569 people were held captive below deck, the wind did not help. A two-hour pursuit ensued, and Henriqueta soon fell under the range of Sybille’s 12-pounder guns. With her rigging shredded and he sails in tatters, she was boarded and captured with little or no resistance.
This critical moment arrives half-way through Stephen Taylor’s Predator of the Seas, a triumph for the West Africa Squadron after their hitherto largely frustrated efforts to suppress the transatlantic slave trade at the beginning of the 19th century.
Twenty years had passed since the Slave Trade Act in 1807 formally abolished trade in slaves and permitted the Navy to seize suspected slave ships. The Navy and the Liberated Africans Department, a British Government agency which managed the resettlement of ex-slaves known as “recaptives”, in Freetown, Sierra Leone, had made little headway. How could it compete? The slave trade remained outstandingly lucrative and was thriving in the newly-independent and shamelessly corrupt Brazilian Empire.
William Pennell, the British consul in Brazil, had been keeping a close eye on the Henriqueta and its owner, Jose de Cerqueira Lima. Pennell made a list of the ships’s six “unproved but undoubted illicit voyages” and estimated that the profits totalled “ about Eighty Thousand about £10 million today.
The Navy purchased Henriqueta rather than fall back into Cerqueira Lima’s hands, and renamed it HMS Black Joke after another ex-slaver-turned-privateer during the war of 1812. It was refitted and manned with British tars alongside Liberian sailors known as “KRU” and for its remaining five years of service became a symbol of the abolitionist movement, freeing thousands and helping police the West African coast.
Taylor charts HMS Black Joke’s one of the golden age of sail’s last great campaigns. Focusing on one ship and its changing crew bringing to life the human tragedy of slavery in a way that flatly statistical books rarely achieve.
Britain’s relationship to slavery was, and is, a double-edged sword: popular opinion might have been turning by the early 1800s, but Britain had already made a great deal of money shipping an estimated 3.26 million slaves across the Atlantic. The conditions were unconscionable: hundreds at a time were held chained, immobile, in dark and disease-ridden brigs, dehydrated and malnourished, with no sense of what lay in store for them. William Pitt the Younger told Parliament in 1792: “No nation in Europe had plunged so deeply into this guilt as Great Britain”.

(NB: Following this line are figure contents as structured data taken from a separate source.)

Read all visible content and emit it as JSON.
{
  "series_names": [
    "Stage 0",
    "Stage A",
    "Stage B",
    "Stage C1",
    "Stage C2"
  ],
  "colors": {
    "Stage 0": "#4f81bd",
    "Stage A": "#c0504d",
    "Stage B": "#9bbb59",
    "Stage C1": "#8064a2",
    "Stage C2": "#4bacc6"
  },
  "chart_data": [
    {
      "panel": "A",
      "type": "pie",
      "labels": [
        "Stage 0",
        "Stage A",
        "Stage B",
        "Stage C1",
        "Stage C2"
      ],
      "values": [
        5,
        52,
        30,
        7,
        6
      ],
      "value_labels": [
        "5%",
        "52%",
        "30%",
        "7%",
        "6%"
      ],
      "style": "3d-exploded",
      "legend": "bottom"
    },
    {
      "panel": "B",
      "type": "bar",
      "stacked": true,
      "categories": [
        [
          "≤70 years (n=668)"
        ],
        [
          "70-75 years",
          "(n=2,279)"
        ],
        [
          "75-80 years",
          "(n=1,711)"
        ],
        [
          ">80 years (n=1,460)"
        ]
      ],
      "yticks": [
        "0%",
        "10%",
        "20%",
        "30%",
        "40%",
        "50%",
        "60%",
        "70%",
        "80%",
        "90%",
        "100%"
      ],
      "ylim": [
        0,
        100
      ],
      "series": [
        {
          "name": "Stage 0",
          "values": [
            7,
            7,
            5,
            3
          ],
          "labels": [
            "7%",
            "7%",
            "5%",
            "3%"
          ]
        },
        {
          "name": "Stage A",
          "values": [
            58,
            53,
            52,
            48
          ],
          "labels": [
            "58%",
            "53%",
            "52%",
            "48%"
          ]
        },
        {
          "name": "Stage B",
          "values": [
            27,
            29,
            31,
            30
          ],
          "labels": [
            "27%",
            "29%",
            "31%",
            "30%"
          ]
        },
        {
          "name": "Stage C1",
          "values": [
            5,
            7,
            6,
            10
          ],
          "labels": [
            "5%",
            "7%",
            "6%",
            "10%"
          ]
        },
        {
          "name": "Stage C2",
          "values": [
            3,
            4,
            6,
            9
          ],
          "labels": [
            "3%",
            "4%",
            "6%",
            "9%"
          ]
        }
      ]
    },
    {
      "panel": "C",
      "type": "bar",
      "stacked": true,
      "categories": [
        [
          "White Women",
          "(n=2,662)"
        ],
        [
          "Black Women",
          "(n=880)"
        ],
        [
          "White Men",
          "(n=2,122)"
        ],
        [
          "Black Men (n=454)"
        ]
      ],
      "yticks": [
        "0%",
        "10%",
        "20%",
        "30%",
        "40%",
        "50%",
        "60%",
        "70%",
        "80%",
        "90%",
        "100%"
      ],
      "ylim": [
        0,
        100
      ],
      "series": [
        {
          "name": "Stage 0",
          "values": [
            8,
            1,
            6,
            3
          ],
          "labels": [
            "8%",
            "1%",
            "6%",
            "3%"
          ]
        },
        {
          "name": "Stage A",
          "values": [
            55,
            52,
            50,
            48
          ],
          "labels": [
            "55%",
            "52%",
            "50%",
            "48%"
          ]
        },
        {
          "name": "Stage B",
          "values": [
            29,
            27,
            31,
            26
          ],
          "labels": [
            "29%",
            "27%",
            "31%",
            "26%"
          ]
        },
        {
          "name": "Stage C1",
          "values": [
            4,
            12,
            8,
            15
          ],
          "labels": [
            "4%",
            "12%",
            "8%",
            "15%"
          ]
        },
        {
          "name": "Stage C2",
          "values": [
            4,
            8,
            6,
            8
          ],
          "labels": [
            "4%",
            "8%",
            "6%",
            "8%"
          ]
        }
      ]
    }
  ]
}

Britain’s interest in limiting the trade was at least in part, led by national security concerns, abolition would constrain the efficiency of plantations in competing empires. British society was also saturated with plantation money, with many powerful political actors having financial stakes, and the emancipation of the 800, 000 enslaved within its own empire would not pass until 1834.From the Brazilian brig Vengador, 645 captives were rescued. When Black Joke’s service ended in 1832, the ship was burned on the shores of Freetown.